Chad C has asked for the wisdom of the Perl Monks concerning the following question:

I am hoping you guys can help me out for school I have to create a Perl script that takes out text from one file (a transcript) then try's to find the same word in a dictionary file that contains the word and and its pronunciation spelling and then writes the word with the pronunciation spelling into a new file. Below is an example.

YES NOW YOU KNOW IF IF EVERYBODY LIKE IN AUGUST WHEN EVERYBODY'S ON VACATION OR SOMETHING WE CAN DRESS A LITTLE MORE CASUAL OR

It would have to find each word in this text in a dictionary file such as this

YERKEY Y ER1 K IY0

YERMAN Y ER1 M AH0 N

YERXA Y ER1 K S AH0

YES Y EH1 S

YESES Y EH1 S IH0 Z

and report back all the terms with the pronunciation.

This is is a continuing of last semesters work I found a script one person created but when I run it its not outputting at all to the new file its only printing the first section on my terminal screen. I have never done perl scripting before and am trying to learn on the fly as the teacher won't help us out. Anything you guys could do would be immensely appreciated. Thanks

#!/usr/bin/perl if( $#ARGV != 2 ) { print "Compares the list of words in a file to the words in a dict +ionary and outputs the words available with pronunciations\n"; print "perl GenerateDictionary WordFile DictionaryFile OutputFile\ +n"; exit; } open( WORD_FILE, "$ARGV[0]" ); open( DICT_FILE, "$ARGV[1]" ); open( OUTP_FILE, ">$ARGV[2]" ); @theDICT = <DICT_FILE>; close( DICT_FILE ); while( <WORD_FILE> ) { my($line) = $_; chomp($line); foreach( @theDICT ) { $tmpLine = $_; @items = split( / /, $tmpLine ); if( @items[0] eq $line ) { print $line."\t".$tmpLine; print OUTP_FILE $tmpLine; } } } close( WORD_FILE ); close( OUTP_FILE ); exit;

Replies are listed 'Best First'.
Re: Matching Text
by NetWallah (Canon) on Apr 03, 2012 at 04:23 UTC
    Shorter, more idiomatic, and more efficient code attached. Feel free to modify. Output goes to STDOUT, which can be directed to a file.
    #!/usr/bin/perl use strict; use warnings; @ARGV > 0 or die "Insufficient arguments: Need word file, and Dict fil +e names"; my ($wordfile, $dictfile) = @ARGV; open my $d, "<", $dictfile or die "Cannot open $dictfile: $!"; open my $w, "<", $wordfile or die "Cannot open $wordfile: $!"; my %dict = map {split /\s/,$_,2} <$d>; close $d; while (defined (my $line=<$w>)){ for (split /\s/,$line){ if (my $meaning = $dict{$_}){ print "$_: $meaning\n"; next; } print "$_ is not in the dictionary\n"; } } close $w;

                 All great truths begin as blasphemies.
                       ― George Bernard Shaw, writer, Nobel laureate (1856-1950)

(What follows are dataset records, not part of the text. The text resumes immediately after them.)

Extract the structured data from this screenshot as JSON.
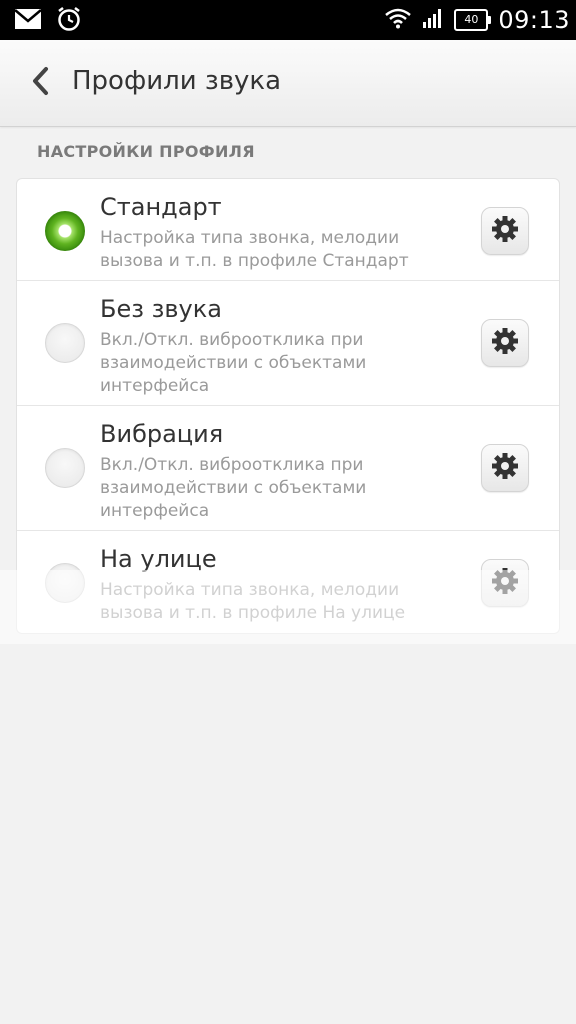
{
  "status_bar": {
    "time": "09:13",
    "battery": "40",
    "icons": [
      "mail-icon",
      "alarm-icon",
      "wifi-icon",
      "signal-icon",
      "battery-icon"
    ]
  },
  "header": {
    "title": "Профили звука",
    "back_icon": "chevron-left-icon"
  },
  "section": {
    "title": "НАСТРОЙКИ ПРОФИЛЯ"
  },
  "profiles": [
    {
      "title": "Стандарт",
      "subtitle": "Настройка типа звонка, мелодии вызова и т.п. в профиле Стандарт",
      "selected": true
    },
    {
      "title": "Без звука",
      "subtitle": "Вкл./Откл. виброотклика при взаимодействии с объектами интерфейса",
      "selected": false
    },
    {
      "title": "Вибрация",
      "subtitle": "Вкл./Откл. виброотклика при взаимодействии с объектами интерфейса",
      "selected": false
    },
    {
      "title": "На улице",
      "subtitle": "Настройка типа звонка, мелодии вызова и т.п. в профиле На улице",
      "selected": false
    }
  ],
  "colors": {
    "accent": "#5fb320",
    "background": "#f2f2f2"
  }
}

      my %dict = map {split /\s/,$_,2} <$d>; close $d; while (defined (my $line=<$w>)){ for (split /\s/,$line){ if (my $meaning = $dict{$_}){ print "$_: $meaning\n"; next; } print "$_ is not in the dictionary\n"; } }

      I would write that as:

      my %dict = map split( ' ', $_, 2 ), <$d>; close $d; while ( <$w> ) { for my $word ( split ) { if ( exists $dict{ $word } ) { print "$word: $dict{ $word }"; next; } print "$word is not in the dictionary\n"; } }

      The use of /\s/ with split will screw up the dictionary if there are any leading whitespace.    (Anything that can go wrong, will go wrong. -- Murphy)

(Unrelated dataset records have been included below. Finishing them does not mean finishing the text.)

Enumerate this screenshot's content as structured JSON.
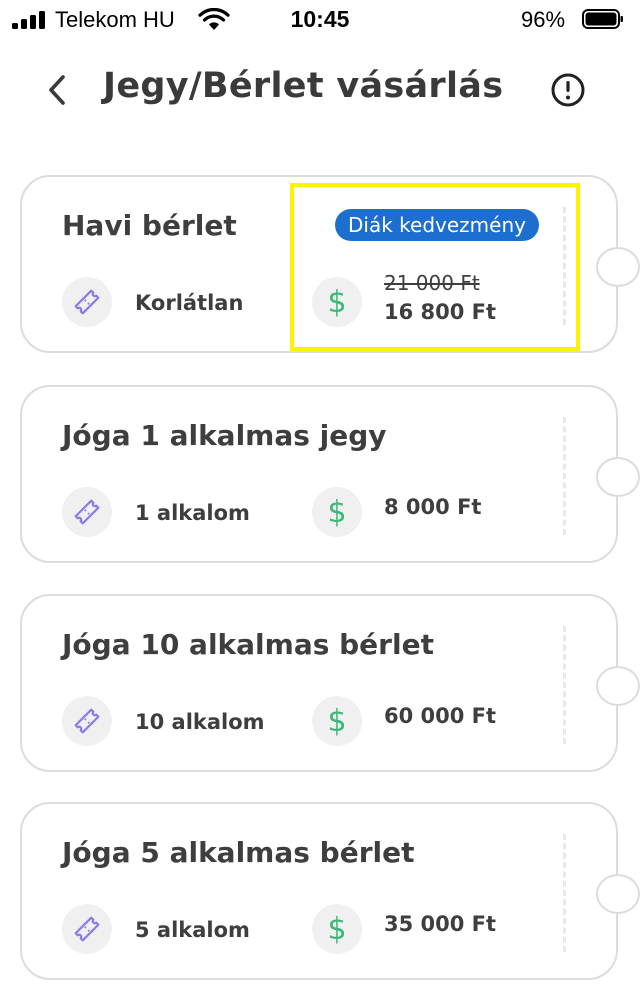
{
  "status_bar": {
    "carrier": "Telekom HU",
    "time": "10:45",
    "battery": "96%"
  },
  "header": {
    "title": "Jegy/Bérlet vásárlás",
    "back_icon": "chevron-left-icon",
    "info_icon": "exclamation-circle-icon"
  },
  "colors": {
    "badge": "#1d6fcf",
    "dollar": "#3cb878",
    "ticket_icon": "#8a7ae8",
    "highlight": "#fff200"
  },
  "products": [
    {
      "title": "Havi bérlet",
      "quantity": "Korlátlan",
      "badge": "Diák kedvezmény",
      "old_price": "21 000 Ft",
      "price": "16 800 Ft"
    },
    {
      "title": "Jóga 1 alkalmas jegy",
      "quantity": "1 alkalom",
      "price": "8 000 Ft"
    },
    {
      "title": "Jóga 10 alkalmas bérlet",
      "quantity": "10 alkalom",
      "price": "60 000 Ft"
    },
    {
      "title": "Jóga 5 alkalmas bérlet",
      "quantity": "5 alkalom",
      "price": "35 000 Ft"
    }
  ],
  "icons": {
    "ticket": "ticket-icon",
    "price": "dollar-icon"
  }
}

        agreed. (++). my split-fu is not the greatest.

                     All great truths begin as blasphemies.
                           ― George Bernard Shaw, writer, Nobel laureate (1856-1950)

        Hey guys thanks this seems to be working real well with printing to the screen. I just need to figure out how to get it to output to an external file

      I can't seem to figure out how to get it to go from STDOUT to output to a file. It would need to be just the dictionary items not the items that aren't in the dictionary and printing to the terminal screen. Thanks again I appreciate all help!!

        Never mind realized I had to put it into the Unix command line and not change the script. Thanks again guys you saved me big time!!